One of the most interesting courses I took in law school was on comparative constitutional law, which I took during my semester in Germany. I think as Americans we tend to take for granted our federal constitution: that it exists, and how it exists. No matter what the school of thought behind how it should be interpreted, there’s a reverence towards it that percolates through all of them. We therefore tend to expect that other modern democracies have their own constitutional equivalents — an expectation that in reality is rarely met. Many democracies have no constitutions at all, or when they do, they don’t necessarily map to our own.
Of course, we needn’t look abroad to see these other examples of constitutions. Within our own borders each state bears its own constitution, which may greatly differ in form and substance from the one tying our nation together. Case in point: California.
I am not a scholar of California constitutional law but it is immediately apparent as a California resident that California’s bears features differing it from other constitutions. One of the most obvious is in its malleability. Every election there are several, if not several dozen, propositions on the ballot, many of which will amend the text of the state constitution. Some of these amendments read like statutory law — yet statutes to be permanently inscribed into the Constitution — while others stand to fundamentally change the operation of California’s government.
On the surface it may seem like a good idea to give the people so much direct control over their governance, but as I’ve discussed before, it’s not without some serious downsides too. Not only does it put Californians at the mercy of tyranny of the majority, due to the expense of the proposition process, it puts them at the mercy of the moneyed majority, and every election cycle the rights of minorities find themselves at risk of being trampled.
As a structural matter it also is problematic to have so much of the basic administration of the state subject to passing political whim. Take fiscal management: California’s ability to collect and expend revenue is heavily dependent on the results of periodic (and expensive) elections. While acknowledging that there are also downsides to leaving the running of the state to an entrenched cabal, sacrificing the financial stability of the state by making the ability to manage it subject to itinerant political winds, rather than trusting it to a stable legislature, doesn’t make sense, particularly given that the legislators themselves are still vulnerable to popular vote.
The above analysis would stand in any era. But today there are a few factors increasing the urgency to correct these constitutional defects. One is the announcement by the Supreme Court that Proposition 8, banning gay marriages from being recognized in the state, may stand, as it constitutes a valid “amendment” to the California constitution and is therefore not a “revision,” a type of constitutional change which cannot be implemented by popular vote. This ruling (of debatable internal coherence) allows a majority to determine the rights of a minority, something that the U.S. Constitution, on the contrary, by its construction, is designed to prevent (and is less likely to be changed to allow).

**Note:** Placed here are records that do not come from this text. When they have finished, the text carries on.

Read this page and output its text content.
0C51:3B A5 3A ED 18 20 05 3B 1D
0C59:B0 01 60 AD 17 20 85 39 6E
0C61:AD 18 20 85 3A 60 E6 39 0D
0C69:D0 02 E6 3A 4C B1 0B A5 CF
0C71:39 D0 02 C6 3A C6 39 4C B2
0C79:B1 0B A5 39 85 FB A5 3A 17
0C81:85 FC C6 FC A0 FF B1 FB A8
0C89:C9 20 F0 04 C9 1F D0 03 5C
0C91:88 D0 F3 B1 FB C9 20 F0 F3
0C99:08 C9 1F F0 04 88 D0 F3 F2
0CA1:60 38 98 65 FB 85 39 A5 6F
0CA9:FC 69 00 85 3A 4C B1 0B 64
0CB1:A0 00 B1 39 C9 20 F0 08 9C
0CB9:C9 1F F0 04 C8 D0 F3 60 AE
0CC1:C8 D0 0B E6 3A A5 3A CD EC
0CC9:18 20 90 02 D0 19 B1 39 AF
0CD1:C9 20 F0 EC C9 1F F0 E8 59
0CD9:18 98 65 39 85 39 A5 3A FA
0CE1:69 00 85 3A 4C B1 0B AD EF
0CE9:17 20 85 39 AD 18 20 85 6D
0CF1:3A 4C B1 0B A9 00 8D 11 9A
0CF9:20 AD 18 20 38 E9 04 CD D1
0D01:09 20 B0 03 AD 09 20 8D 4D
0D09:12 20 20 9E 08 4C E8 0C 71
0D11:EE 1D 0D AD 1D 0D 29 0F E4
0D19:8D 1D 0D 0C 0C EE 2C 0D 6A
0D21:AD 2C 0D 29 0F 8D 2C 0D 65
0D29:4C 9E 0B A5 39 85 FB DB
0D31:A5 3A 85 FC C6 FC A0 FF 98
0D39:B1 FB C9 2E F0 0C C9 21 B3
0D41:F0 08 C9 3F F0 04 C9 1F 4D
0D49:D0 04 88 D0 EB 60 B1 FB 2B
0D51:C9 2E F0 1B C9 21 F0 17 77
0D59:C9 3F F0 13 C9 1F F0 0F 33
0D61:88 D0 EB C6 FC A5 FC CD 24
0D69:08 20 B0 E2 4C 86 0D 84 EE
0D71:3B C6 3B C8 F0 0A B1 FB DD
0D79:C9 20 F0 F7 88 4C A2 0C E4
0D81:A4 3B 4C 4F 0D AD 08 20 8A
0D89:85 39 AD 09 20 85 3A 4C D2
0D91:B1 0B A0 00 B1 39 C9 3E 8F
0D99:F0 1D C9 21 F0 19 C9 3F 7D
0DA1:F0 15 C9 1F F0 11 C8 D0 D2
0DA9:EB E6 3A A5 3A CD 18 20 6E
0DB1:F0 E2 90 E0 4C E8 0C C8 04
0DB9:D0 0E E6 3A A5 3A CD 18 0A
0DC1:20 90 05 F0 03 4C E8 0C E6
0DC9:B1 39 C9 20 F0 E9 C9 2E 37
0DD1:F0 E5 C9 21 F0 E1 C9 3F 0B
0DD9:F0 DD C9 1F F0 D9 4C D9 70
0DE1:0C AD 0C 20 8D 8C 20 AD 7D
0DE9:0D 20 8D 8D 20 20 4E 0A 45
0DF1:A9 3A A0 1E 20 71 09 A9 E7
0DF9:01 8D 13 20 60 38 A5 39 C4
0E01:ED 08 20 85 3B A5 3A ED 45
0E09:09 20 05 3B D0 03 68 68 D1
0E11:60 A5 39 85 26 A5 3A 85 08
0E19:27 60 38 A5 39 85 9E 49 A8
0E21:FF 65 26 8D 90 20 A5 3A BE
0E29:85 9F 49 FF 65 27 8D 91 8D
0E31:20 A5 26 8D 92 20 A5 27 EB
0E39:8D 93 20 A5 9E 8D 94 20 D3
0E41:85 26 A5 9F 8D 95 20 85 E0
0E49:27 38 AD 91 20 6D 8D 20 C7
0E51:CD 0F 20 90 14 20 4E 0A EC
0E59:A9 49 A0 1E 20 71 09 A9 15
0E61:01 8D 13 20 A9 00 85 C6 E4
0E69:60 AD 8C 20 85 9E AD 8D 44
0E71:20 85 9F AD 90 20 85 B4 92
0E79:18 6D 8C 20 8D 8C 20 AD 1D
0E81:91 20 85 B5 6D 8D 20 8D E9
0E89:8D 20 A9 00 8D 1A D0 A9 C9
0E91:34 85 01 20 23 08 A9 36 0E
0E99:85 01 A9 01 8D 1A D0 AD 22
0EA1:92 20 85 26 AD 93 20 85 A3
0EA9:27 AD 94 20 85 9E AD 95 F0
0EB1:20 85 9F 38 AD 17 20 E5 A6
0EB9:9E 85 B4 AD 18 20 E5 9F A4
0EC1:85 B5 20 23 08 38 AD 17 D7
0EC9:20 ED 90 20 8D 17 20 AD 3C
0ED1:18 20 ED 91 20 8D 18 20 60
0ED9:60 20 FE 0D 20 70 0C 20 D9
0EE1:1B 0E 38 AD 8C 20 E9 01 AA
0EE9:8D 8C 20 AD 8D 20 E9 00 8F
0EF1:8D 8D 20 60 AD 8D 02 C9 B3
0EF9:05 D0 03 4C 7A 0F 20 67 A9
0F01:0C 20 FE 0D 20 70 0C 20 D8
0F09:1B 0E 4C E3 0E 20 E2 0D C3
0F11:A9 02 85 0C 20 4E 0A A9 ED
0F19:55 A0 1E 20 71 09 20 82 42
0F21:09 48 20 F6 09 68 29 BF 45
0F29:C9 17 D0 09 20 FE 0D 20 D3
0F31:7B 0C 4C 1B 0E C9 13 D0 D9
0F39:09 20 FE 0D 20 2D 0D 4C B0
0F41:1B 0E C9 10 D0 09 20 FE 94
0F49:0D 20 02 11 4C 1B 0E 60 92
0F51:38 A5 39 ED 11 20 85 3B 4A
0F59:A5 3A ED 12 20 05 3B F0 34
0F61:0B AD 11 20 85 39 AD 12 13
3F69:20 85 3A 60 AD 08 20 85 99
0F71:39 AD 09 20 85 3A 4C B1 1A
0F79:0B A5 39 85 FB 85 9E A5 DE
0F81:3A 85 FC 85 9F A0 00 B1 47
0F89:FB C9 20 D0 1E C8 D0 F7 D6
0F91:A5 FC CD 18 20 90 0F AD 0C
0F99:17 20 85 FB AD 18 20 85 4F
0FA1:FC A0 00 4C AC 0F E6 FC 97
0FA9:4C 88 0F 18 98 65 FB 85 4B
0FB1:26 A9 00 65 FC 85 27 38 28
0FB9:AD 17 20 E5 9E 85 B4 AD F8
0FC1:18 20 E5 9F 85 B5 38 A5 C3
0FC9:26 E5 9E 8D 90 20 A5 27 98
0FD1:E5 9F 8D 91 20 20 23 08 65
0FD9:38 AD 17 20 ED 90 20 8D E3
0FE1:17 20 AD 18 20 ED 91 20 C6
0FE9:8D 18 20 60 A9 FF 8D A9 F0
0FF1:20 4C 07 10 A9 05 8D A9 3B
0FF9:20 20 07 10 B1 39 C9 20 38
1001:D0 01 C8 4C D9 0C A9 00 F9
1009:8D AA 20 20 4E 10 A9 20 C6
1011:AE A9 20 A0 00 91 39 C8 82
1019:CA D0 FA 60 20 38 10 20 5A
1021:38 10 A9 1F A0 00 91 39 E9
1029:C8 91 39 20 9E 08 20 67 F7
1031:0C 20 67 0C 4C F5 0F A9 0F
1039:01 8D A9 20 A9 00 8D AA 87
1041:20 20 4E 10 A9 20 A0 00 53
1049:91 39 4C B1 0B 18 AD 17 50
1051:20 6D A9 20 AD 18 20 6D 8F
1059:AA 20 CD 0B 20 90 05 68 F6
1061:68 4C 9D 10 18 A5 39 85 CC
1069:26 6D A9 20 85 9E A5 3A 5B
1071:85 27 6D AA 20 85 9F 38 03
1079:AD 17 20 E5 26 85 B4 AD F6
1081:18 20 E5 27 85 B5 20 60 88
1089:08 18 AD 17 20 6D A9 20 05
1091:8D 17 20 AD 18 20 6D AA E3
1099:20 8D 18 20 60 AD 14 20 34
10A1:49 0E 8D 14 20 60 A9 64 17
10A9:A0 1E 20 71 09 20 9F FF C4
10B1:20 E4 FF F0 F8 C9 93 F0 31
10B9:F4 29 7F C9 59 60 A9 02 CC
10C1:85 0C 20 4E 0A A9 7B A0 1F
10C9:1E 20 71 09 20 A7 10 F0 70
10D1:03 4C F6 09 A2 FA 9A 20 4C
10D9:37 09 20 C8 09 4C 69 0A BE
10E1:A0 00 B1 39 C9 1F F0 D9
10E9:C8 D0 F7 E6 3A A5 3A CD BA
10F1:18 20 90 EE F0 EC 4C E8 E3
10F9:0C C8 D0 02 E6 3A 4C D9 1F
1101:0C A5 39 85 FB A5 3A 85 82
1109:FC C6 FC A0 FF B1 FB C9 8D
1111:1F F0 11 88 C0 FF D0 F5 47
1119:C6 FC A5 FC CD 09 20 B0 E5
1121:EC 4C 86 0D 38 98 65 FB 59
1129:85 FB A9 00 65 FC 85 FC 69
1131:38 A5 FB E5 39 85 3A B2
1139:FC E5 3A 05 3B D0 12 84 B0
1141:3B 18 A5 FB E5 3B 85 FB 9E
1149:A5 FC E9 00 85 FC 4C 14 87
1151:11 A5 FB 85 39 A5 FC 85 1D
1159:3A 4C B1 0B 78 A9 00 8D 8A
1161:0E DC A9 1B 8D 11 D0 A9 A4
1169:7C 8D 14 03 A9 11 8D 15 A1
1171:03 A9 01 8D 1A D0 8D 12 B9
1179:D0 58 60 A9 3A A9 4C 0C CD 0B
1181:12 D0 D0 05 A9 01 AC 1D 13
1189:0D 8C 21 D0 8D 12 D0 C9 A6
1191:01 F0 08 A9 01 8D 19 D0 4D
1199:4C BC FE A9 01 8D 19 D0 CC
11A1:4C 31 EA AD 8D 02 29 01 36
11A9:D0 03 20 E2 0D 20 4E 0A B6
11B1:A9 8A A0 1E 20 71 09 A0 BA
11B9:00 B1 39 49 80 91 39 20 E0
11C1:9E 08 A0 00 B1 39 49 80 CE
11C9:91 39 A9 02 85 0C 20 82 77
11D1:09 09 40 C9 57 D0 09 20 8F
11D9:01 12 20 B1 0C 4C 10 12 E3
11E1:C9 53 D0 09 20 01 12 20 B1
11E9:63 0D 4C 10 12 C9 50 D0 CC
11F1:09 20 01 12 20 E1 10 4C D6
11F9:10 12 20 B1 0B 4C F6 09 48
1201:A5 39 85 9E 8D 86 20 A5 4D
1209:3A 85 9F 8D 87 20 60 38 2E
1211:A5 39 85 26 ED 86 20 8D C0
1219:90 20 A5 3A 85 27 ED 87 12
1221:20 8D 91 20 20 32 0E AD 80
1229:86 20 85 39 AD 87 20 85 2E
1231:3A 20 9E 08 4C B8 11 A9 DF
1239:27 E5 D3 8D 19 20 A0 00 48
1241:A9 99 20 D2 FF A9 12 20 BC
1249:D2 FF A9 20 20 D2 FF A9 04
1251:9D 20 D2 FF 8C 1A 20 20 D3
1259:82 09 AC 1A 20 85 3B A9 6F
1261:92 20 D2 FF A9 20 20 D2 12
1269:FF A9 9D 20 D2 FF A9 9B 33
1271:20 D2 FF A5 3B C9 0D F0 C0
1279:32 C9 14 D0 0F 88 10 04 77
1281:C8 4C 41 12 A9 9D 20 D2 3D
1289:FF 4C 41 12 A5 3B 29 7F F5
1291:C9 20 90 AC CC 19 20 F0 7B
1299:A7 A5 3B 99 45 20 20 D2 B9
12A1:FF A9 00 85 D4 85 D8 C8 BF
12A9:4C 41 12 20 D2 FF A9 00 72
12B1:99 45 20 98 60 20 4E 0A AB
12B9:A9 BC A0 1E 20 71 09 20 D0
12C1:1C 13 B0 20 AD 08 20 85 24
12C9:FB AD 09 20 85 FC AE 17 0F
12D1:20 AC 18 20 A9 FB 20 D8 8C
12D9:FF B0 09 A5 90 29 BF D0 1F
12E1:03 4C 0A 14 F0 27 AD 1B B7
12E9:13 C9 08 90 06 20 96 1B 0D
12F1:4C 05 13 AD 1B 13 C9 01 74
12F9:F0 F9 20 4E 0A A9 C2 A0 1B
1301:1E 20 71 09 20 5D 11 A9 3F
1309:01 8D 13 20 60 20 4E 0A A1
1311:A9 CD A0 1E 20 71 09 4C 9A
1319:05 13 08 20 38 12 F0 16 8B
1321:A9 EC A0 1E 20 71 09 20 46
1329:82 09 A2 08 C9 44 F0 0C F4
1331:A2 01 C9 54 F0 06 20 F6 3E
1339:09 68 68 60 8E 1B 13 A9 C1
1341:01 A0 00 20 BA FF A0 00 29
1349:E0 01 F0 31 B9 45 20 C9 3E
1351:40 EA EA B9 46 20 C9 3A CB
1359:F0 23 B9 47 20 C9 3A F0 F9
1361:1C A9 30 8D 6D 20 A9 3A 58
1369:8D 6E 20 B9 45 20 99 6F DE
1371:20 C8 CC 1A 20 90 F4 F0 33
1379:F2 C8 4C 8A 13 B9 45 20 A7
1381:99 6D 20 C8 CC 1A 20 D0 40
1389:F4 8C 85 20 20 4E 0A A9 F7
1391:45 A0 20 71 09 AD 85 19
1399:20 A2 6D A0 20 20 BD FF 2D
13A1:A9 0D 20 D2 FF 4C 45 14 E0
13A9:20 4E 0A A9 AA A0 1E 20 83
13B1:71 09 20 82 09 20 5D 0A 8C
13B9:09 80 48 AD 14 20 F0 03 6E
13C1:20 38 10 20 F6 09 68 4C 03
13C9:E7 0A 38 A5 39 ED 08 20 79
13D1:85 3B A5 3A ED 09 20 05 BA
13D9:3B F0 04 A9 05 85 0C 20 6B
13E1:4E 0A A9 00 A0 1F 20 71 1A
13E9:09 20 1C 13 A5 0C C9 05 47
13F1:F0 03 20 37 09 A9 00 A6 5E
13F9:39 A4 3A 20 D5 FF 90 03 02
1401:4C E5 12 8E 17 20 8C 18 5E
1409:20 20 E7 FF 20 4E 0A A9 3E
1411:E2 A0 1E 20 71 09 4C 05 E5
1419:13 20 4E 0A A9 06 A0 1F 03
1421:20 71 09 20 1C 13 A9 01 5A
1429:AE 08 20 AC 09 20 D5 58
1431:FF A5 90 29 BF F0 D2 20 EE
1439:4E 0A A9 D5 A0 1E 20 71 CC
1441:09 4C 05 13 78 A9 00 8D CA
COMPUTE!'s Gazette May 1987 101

Secondly California is also facing huge budgetary problems that threaten massive service cuts and possible federal bailouts. The question has been raised, if the federal government backs California’s debt, what does it get in return as a form of security? What can it get? California is a state, not collateral, but it hardly makes sense for any guarantor to back the debt of a fiscal entity so obviously incapable of managing its finances responsibly.
So I got to wondering if, in exchange for the bailout, if the federal government could condition it on the restructuring of California’s constitution. Obviously doing so is heavily dependent on the federal Constitution, as states are granted significant autonomy under it. But California was not an original state; its admittance to the Union was done at the Union’s invitation. Surely that should leave the Union some leverage to demand the structural stability of its members, for how healthy can the Union be without it?
Not that the Union could necessarily dictate the specific form of the California constitution, nor does one size necessarily fit all anyway. But changing state constitutions is hardly unprecedented. Many states since their admittance to the Union have indeed changed their constitutions entirely (e.g., New Jersey), and often patterned the new one against the overall form of the federal one, albeit with their own policy angles and phrasing of much of the text. And indeed, there are some good things to the current California constitution that should be preserved. California is a unique state with unique needs and it must necessarily be able to govern itself accordingly.
Unfortunately, under its current constitutional form it cannot, and that must therefore change.